L2/08-118R

 

 

Title: Criteria for the encoding of script-specific dandas
Date: March 2, 2008
From: Unicode and US National Body
To: SC2/WG2


In meeting 51, SC2/WG2 resolved to sollicit input from national bodies on the formulation of a criteria for the encoding of script-specific dandas (resolution M51.7).

The Unicode Consortium and the US National Body recommends the following:

The recommendations for the encoding of danda characters are parallel but somewhat distinct in the case of already encoded scripts and for new scripts not yet encoded. For clarity, these recommendations are written out completely for each case.

A. For currently encoded scripts

1. If the orthographies using the existing script do not make use of dandas, do not encode any script-specific dandas for it. Example: Sinhala

2. If the orthographies using the existing script do make use of dandas, and there are already encoded script-specific dandas, use those dandas in the context of that script. List: Tibetan, Myanmar, Khmer, Balinese, Phags-pa, Lepcha, Ol-Chiki, Saurashtra, Kayah Li, Cham

3. If the orthographies using the existing script do make use of dandas, and there are no script-specific dandas already encoded, then a clear determination should be made between one of several possible alternatives. And to ensure the stable representation of text, that determination, once made, should not be reversed. The options are:

a. Specify the use of particular, already-encoded dandas from another block in the standard.

b. Encode new, script-specific dandas for use with the existing script.

c. If and only if it can be demonstrated that orthographies using the existing script have a plain text contrastive use between two types of dandas, a combination of option a) and option b), to represent the distinction.

To change existing practice, there should be demonstrable evidence that there is a need to change. Once the final determination is made, the recommendations should be clearly documented and not changed in the future.

Existing practice is as follows:

a. Use of already-encoded dandas from another block:

1735/1736: Tagalog, Buhid, Tagbanwa; and Hanunoo itself.

0964/0965: Bengali, Gurmukhi, Gujarati, Oriya, Syloti Nagri, Tamil, Telugu, Kannada, Malayalam; and Devanagari itself.

Existing practice notwithstanding, the existence of the use of dandas in orthographies for one of these scripts might be taken as supporting a determination 3b) for that script, i.e., encoding of script-specific dandas for the script, if evidence of formal difference is persuasive.

Note that use of dandas is not usual for South Indian scripts (Tamil, Telugu, Kannada, Malayalam), but is seen for Sanskrit texts rendered in those scripts (and Tamil Grantha).

Note that contrastive use of dandas is reported for the Bengali script, which should be taken into account for determining whether a 3c) decision is appropriate for that particular script.

B. For proposed new encoding of formerly unencoded scripts

1. If the orthographies using the proposed script do not make use of dandas, do not encode any script-specific dandas for it.

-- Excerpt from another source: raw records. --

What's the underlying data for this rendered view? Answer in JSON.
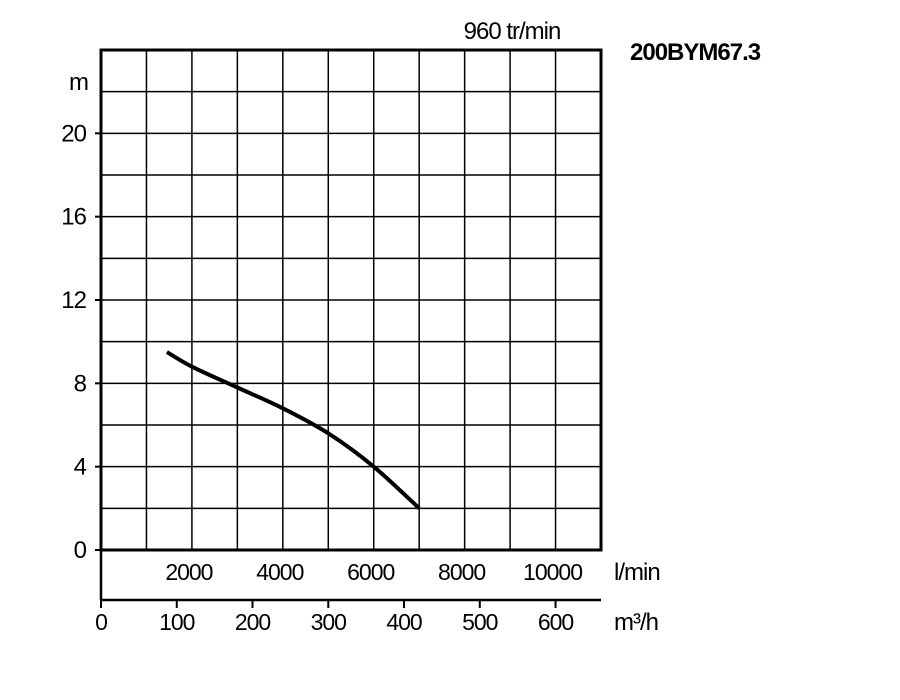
{
  "chart_data": {
    "type": "line",
    "title": "200BYM67.3",
    "subtitle": "960 tr/min",
    "ylabel": "m",
    "ylim": [
      0,
      24
    ],
    "yticks": [
      0,
      4,
      8,
      12,
      16,
      20
    ],
    "xlabel": "l/min",
    "xlim": [
      0,
      11000
    ],
    "xticks": [
      2000,
      4000,
      6000,
      8000,
      10000
    ],
    "x2label": "m³/h",
    "x2lim": [
      0,
      660
    ],
    "x2ticks": [
      0,
      100,
      200,
      300,
      400,
      500,
      600
    ],
    "grid": true,
    "series": [
      {
        "x": [
          1450,
          2000,
          3000,
          4000,
          5000,
          6000,
          7000
        ],
        "y": [
          9.5,
          8.8,
          7.8,
          6.8,
          5.6,
          4.0,
          2.0
        ]
      }
    ]
  }
}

2. If the orthographies using the proposed script do make use of dandas, then a clear determination should be made between one of several possible alternatives. And to ensure the stable representation of text, that determination, once made, should not be reversed. The options are:

a. Specify the use of particular, already-encoded dandas from another block in the standard.

b. Encode new, script-specific dandas for use with the proposed script.

c. If and only if it can be demonstrated that orthographies using the proposed script have a plain text contrastive use between two types of dandas, a combination of option a) and option b), to represent the distinction.

The existence of the use of dandas in orthographies for a script proposed for encoding is generally taken as sufficient to justify a determination 3b), i.e., encoding of script-specific dandas for the script. However, there may be considerations that would favor determination 3a) instead. In any case, the determination must be made when the script is approved for encoding.